In the meantime, I hope you’ll also contribute to the actual topic here, rather than focusing on whether someone may or may not have used ChatGPT.

joliefolle · 16/06/2025 00:38
  1. Apologies for assuming your style of writing was ChatGPT - my mistake, thank you for pointing it out.
  2. Thank you for your invitation to start a separate thread - I really appreciate it. Great idea!
  3. Have you RTFT? Let me know if my contributions to the actual topic here suit you or if you'd like a more formal or friendly tone. I can also do a deeper analysis of the question if you like?
LoveLifeBeHappy · 16/06/2025 22:00

joliefolle · 16/06/2025 00:38

  1. Apologies for assuming your style of writing was ChatGPT - my mistake, thank you for pointing it out.
  2. Thank you for your invitation to start a separate thread - I really appreciate it. Great idea!
  3. Have you RTFT? Let me know if my contributions to the actual topic here suit you or if you'd like a more formal or friendly tone. I can also do a deeper analysis of the question if you like?

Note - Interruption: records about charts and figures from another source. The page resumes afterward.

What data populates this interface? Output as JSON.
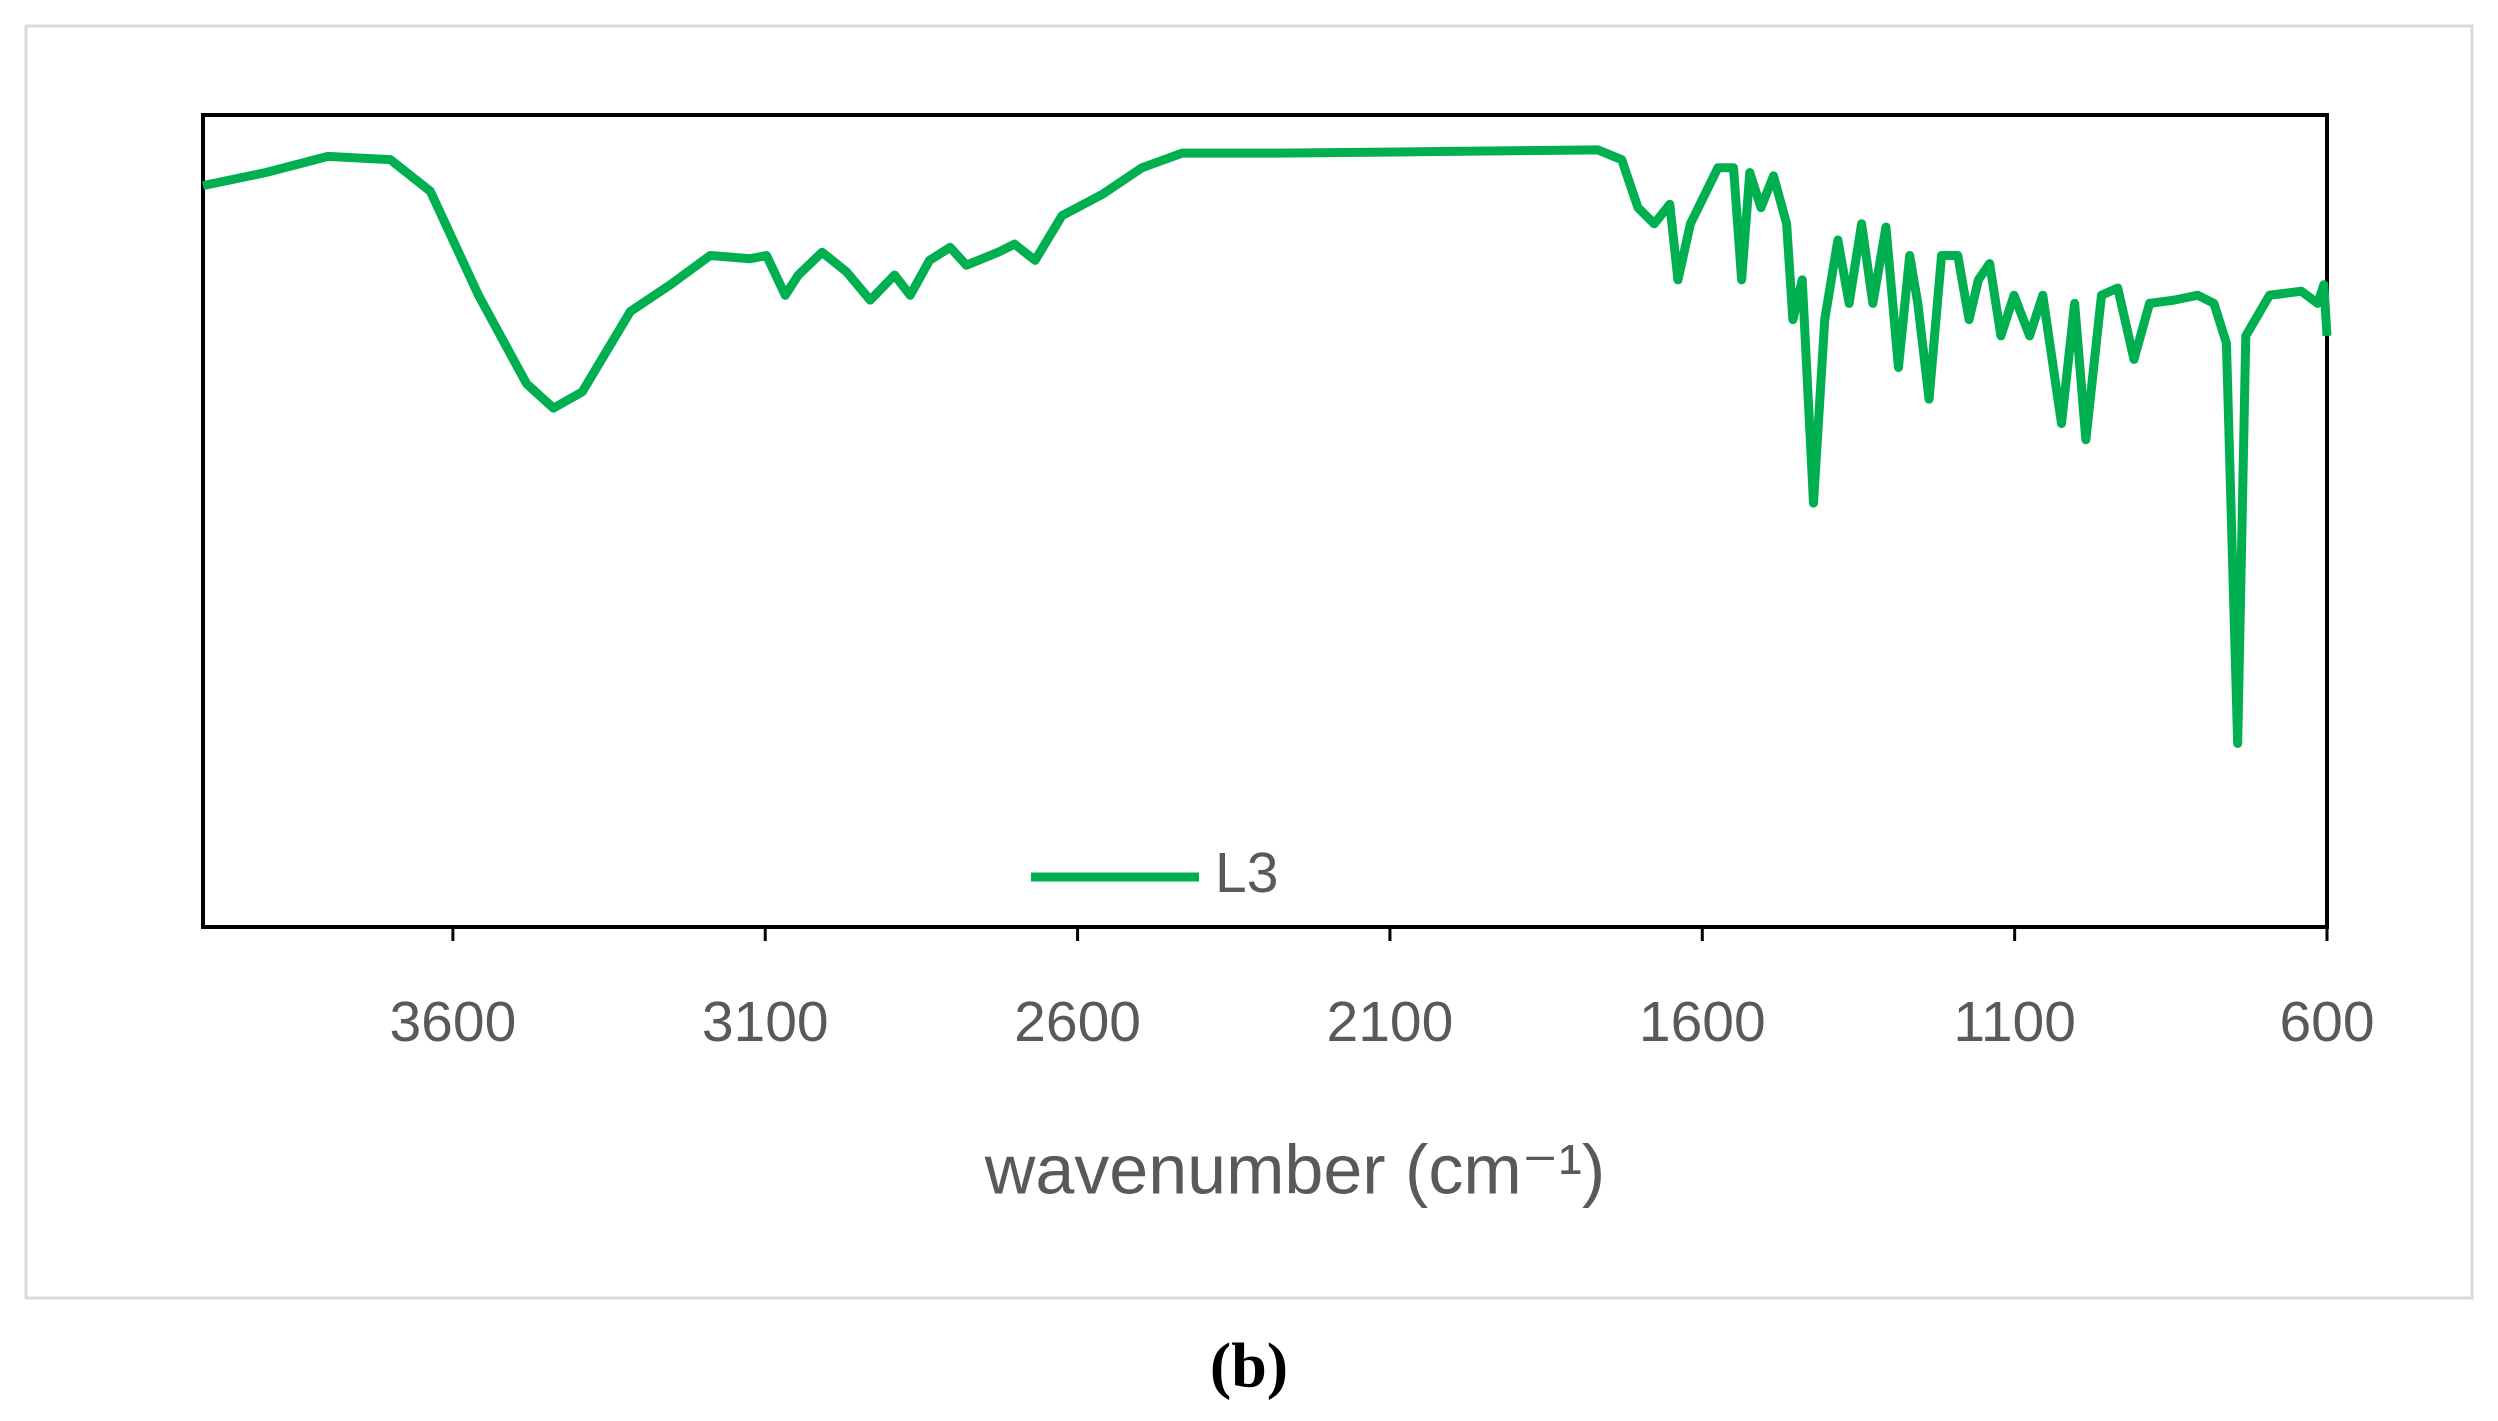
{
  "chart_data": {
    "type": "line",
    "caption": "(b)",
    "xlabel": "wavenumber (cm⁻¹)",
    "x": [
      4000,
      3900,
      3800,
      3700,
      3636,
      3559,
      3482,
      3439,
      3393,
      3316,
      3252,
      3188,
      3124,
      3098,
      3068,
      3047,
      3009,
      2970,
      2932,
      2893,
      2868,
      2837,
      2804,
      2778,
      2727,
      2701,
      2668,
      2625,
      2561,
      2497,
      2433,
      2279,
      2023,
      1767,
      1729,
      1703,
      1677,
      1652,
      1639,
      1619,
      1575,
      1550,
      1537,
      1524,
      1506,
      1486,
      1465,
      1455,
      1440,
      1422,
      1404,
      1383,
      1365,
      1345,
      1327,
      1306,
      1286,
      1268,
      1255,
      1237,
      1217,
      1191,
      1173,
      1158,
      1140,
      1122,
      1101,
      1076,
      1055,
      1025,
      1004,
      986,
      961,
      935,
      909,
      884,
      845,
      807,
      781,
      761,
      743,
      730,
      692,
      641,
      615,
      605,
      600
    ],
    "series": [
      {
        "name": "L3",
        "color": "#00b050",
        "values": [
          91.3,
          92.9,
          94.9,
          94.5,
          90.6,
          77.8,
          66.9,
          63.9,
          65.9,
          75.8,
          79.1,
          82.7,
          82.3,
          82.7,
          77.8,
          80.3,
          83.1,
          80.7,
          77.2,
          80.3,
          77.8,
          82.1,
          83.7,
          81.5,
          83.1,
          84.1,
          82.1,
          87.6,
          90.2,
          93.5,
          95.3,
          95.3,
          95.5,
          95.7,
          94.5,
          88.6,
          86.6,
          89.0,
          79.7,
          86.6,
          93.5,
          93.5,
          79.7,
          92.9,
          88.6,
          92.5,
          86.6,
          74.8,
          79.7,
          52.2,
          74.8,
          84.6,
          76.8,
          86.6,
          76.8,
          86.2,
          68.9,
          82.7,
          76.8,
          65.0,
          82.7,
          82.7,
          74.8,
          79.7,
          81.7,
          72.8,
          77.8,
          72.8,
          77.8,
          62.0,
          76.8,
          60.0,
          77.8,
          78.7,
          69.9,
          76.8,
          77.2,
          77.8,
          76.8,
          71.9,
          22.6,
          72.8,
          77.8,
          78.3,
          76.8,
          79.1,
          72.8
        ]
      }
    ],
    "xlim": [
      4000,
      600
    ],
    "xticks": [
      3600,
      3100,
      2600,
      2100,
      1600,
      1100,
      600
    ],
    "ylim": [
      0,
      100
    ],
    "legend": "bottom"
  }
}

Apologies for assuming your style of writing was ChatGPT - my mistake, thank you for pointing it out.

Apology accepted.

Thank you for your invitation to start a separate thread - I really appreciate it. Great idea!

I look forward to seeing this thread on Mumsnet.

Have you RTFT? Let me know if my contributions to the actual topic here suit you or if you'd like a more formal or friendly tone. I can also do a deeper analysis of the question if you like?

I haven’t read the entire thread yet, just been scanning through—it’s about eight pages long. If you could link to your post or point me to where it is, I’m happy to have a proper read and come back to you. I’m just not sure which question you feel needs a “deeper analysis,” or how that’s directly relevant to what the OP is actually talking about. I’d rather keep the focus on the original topic.